User Experience Is No Longer Just for Users
Designing software for humans and agents at the same time
For decades, software design optimized for a single audience:
Humans.
We built interfaces for human eyes.
Navigation for human cognition.
Workflows for human operators.
The field of Human-Computer Interaction (HCI) emerged from this assumption.
But something fundamental is changing.
As AI agents become increasingly capable, software now has a second audience:
Agents.
And unlike APIs or traditional integrations, agents interact with software in surprisingly similar ways to humans.
They search.
They navigate.
They retrieve information.
They perform actions.
They make decisions.
They collaborate.
This creates a new challenge for product builders.
We are no longer designing software solely for humans.
We are designing software for humans and agents simultaneously.
If HCI described the era of Human-Computer Interaction, perhaps this next era needs HACI:
Human-Agent-Computer Interaction.
The duality of modern software
Historically:
Human -> Software
Today:
Human -> Software <- Agent
The same system must now satisfy both.
A CRM must work for salespeople and sales agents.
A codebase must work for developers and coding agents.

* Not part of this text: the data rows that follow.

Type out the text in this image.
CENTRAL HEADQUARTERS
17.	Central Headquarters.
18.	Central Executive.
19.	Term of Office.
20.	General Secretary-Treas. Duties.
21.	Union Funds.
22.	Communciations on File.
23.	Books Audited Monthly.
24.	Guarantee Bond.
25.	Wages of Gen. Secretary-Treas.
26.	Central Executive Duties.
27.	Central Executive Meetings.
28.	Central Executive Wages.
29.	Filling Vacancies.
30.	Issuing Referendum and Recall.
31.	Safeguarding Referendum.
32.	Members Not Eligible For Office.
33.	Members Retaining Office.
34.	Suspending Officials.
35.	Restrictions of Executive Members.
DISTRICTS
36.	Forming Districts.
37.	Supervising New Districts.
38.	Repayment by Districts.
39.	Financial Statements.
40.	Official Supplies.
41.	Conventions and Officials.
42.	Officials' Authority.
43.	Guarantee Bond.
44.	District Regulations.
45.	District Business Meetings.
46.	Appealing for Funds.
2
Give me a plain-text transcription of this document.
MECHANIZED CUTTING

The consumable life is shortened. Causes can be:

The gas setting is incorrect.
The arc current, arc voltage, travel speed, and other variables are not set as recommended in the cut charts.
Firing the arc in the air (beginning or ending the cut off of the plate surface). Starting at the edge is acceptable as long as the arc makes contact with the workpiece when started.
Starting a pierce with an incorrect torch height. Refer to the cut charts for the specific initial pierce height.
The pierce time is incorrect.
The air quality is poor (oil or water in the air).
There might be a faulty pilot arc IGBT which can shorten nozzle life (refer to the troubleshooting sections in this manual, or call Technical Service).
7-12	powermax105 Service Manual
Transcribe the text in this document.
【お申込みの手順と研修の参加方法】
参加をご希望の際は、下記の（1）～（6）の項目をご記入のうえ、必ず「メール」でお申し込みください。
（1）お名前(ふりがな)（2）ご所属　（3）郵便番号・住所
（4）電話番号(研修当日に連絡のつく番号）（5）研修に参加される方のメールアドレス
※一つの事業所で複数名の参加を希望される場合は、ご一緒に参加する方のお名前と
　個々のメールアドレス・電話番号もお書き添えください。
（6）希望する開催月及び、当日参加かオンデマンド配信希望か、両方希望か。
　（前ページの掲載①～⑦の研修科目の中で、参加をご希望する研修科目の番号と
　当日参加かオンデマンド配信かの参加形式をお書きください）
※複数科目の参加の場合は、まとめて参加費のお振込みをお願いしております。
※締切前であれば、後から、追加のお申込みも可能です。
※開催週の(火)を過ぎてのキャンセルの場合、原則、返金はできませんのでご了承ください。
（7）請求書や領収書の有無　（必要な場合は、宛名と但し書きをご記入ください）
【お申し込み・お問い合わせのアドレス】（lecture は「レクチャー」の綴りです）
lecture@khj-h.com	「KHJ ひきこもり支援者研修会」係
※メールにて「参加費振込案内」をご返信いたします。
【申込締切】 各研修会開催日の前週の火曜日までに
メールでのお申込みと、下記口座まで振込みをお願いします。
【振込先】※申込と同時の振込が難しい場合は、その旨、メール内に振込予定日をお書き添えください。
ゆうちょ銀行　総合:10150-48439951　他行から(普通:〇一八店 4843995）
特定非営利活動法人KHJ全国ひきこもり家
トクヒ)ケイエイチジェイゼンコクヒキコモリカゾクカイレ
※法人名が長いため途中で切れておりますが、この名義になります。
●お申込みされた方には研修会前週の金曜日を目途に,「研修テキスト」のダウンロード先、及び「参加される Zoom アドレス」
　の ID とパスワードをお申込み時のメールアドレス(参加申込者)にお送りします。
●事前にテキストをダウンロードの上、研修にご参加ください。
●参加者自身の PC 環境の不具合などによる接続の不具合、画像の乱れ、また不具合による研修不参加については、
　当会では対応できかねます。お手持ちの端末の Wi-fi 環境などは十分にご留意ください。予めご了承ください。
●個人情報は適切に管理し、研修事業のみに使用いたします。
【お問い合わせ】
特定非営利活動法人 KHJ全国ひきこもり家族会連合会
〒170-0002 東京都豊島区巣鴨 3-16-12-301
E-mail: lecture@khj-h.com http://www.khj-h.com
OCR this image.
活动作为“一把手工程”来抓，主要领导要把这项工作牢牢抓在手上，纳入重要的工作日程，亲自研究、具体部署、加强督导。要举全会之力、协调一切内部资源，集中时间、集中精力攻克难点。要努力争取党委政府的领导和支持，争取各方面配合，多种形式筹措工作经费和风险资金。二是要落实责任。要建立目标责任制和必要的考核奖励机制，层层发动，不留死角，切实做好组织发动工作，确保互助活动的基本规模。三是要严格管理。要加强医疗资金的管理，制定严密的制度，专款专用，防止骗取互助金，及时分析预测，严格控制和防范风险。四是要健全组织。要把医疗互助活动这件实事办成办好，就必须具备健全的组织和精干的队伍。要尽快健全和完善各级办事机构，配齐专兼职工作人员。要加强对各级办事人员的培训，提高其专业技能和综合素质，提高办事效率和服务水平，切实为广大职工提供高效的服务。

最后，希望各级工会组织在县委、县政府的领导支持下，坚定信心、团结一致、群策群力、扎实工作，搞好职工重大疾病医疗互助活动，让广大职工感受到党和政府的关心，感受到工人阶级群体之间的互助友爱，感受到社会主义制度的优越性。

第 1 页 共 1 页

A knowledge base must work for employees and retrieval agents.
A project management tool must work for managers and planning agents.
Every product increasingly has two users.
The human.
And the agent acting on behalf of the human.
User experience becomes agent experience
This doesn’t mean UX is disappearing.
In fact, UX becomes even more important.
Humans still make decisions.
Humans still review work.
Humans still own outcomes.
But now every UX decision has an AX consequence.
A folder structure isn’t just navigation anymore.
It’s retrieval context.
A document isn’t just something people read.
It’s context an agent consumes.
A table isn’t just a visualization.
It’s structured state an agent can reason about.
What humans see increasingly becomes what agents use.
Or, put another way:
What You See Is What Agents Get.
WYSIWAG.
This creates a fascinating convergence.
Good UX often produces better AX.
Good AX often produces better UX.
Clear organization helps both.
Clear naming helps both.
Good information architecture helps both.
Good provenance helps both.
Good search helps both.
The future is not UX versus AX.
The future is designing systems that are legible to both.
Agent harnesses are UX for agents
This is why so much innovation around agents feels strangely familiar.
Context engineering.
Memory.
Retrieval.
Tool calling.
Workflows.
MCP.
These are often described as infrastructure problems.
But another way to view them is:
They are user experience problems for agents.
Agent harnesses are becoming the navigation systems, search systems, menus, shortcuts, and affordances that agents use to accomplish work.
Just as UX designers spent decades making software easier for humans to navigate, we are now building systems that make software easier for agents to navigate.
The next frontier is collaboration
The most interesting challenge emerges when humans and agents begin working together.
Not interacting.
Collaborating.
The moment both operate on the same artifacts, entirely new requirements appear:
- Handoffs
- Shared context
- Provenance
- Review workflows
- Conflict resolution
- Permissions
- Audit trails
The challenge shifts from interaction to coordination.
And that may ultimately be the defining problem of the next decade of software.
Not how humans interact with computers.
Not how humans interact with agents.
But how humans and agents collaborate through computers.